How Connecticut's income tax works
Connecticut is progressive: 2% up to $10,000, 4.5% to $50,000, 5.5% to $100,000, and higher rates above that (single filer). It applies after a personal exemption of up to $15,000 (single), but that exemption is reduced by $1,000 for every $1,000 of income over $30,000, so it is gone entirely by about $45,000. There is no local income tax.

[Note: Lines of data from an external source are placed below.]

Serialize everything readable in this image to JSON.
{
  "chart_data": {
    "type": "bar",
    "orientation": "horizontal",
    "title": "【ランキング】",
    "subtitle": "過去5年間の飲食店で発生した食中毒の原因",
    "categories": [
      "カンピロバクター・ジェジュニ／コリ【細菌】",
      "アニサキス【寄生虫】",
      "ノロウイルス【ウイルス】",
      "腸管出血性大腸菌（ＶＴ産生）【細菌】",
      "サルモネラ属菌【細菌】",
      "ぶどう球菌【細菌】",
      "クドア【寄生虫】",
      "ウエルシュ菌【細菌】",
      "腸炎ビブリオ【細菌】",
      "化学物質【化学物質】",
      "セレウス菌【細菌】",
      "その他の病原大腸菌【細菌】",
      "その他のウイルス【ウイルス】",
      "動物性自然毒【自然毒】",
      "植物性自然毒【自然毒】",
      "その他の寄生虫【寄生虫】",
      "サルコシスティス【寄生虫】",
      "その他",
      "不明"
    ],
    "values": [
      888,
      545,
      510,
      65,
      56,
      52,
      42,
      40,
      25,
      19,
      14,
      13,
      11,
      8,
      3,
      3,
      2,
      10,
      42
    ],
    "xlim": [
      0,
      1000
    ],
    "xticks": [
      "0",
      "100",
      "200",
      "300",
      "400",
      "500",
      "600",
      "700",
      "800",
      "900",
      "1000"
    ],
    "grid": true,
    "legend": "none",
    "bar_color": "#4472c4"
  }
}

Connecticut also offers a personal tax credit for lower earners and applies a tax recapture that claws back the benefit of the lower brackets for high earners, neither of which changes the picture much for a typical middle-income worker.
| Taxable income | Rate |
|---|---|
| $0 – $10,000 | 2% |
| $10,000 – $50,000 | 4.5% |
| $50,000 – $100,000 | 5.5% |
| $100,000 – $250,000 | 6% – 6.5% |
| Over $500,000 | 6.99% |
Your take-home on a $65,000 salary in Connecticut
Here is how a $65,000 salary breaks down for a single filer, using 2025 federal and FICA figures alongside Connecticut's progressive brackets from 2% to 6.99%.
| Item | Annual |
|---|---|
| Federal income tax | $5,246 |
| FICA (Social Security + Medicare) | $4,973 |
| Connecticut income tax | $2,825 |
| Take-home pay | $51,957 |
| Percent of gross kept | 79.9% |
On a $65,000 salary a single filer owes about $2,825 in Connecticut income tax, an effective rate near 4.3%, and keeps roughly $51,957, or 79.9% of gross. At this income the personal exemption has fully phased out, so you feel the full bracket schedule. Connecticut's high cost of living, especially in Fairfield County near New York, stretches that take-home less than the percentage suggests. Compare with Massachusetts.
The disappearing personal exemption
Connecticut's quirk is the income-tested personal exemption: a lower earner shields up to $15,000, but it erodes $1,000 at a time and vanishes by about $45,000 of income, so middle earners pay the full rate on nearly all their pay. That makes the effective rate climb quickly through the middle of the income range.
Connecticut has stopped taxing Social Security for most retirees and is phasing in exemptions for pension and IRA income, so retirees increasingly pay less than workers on the same income.
How to keep more of your Connecticut paycheck
Because the exemption is already gone at a typical salary, lowering taxable wages is the main Connecticut lever: a traditional 401(k) and HSA both cut your Connecticut and federal taxable income (and the HSA also skips FICA).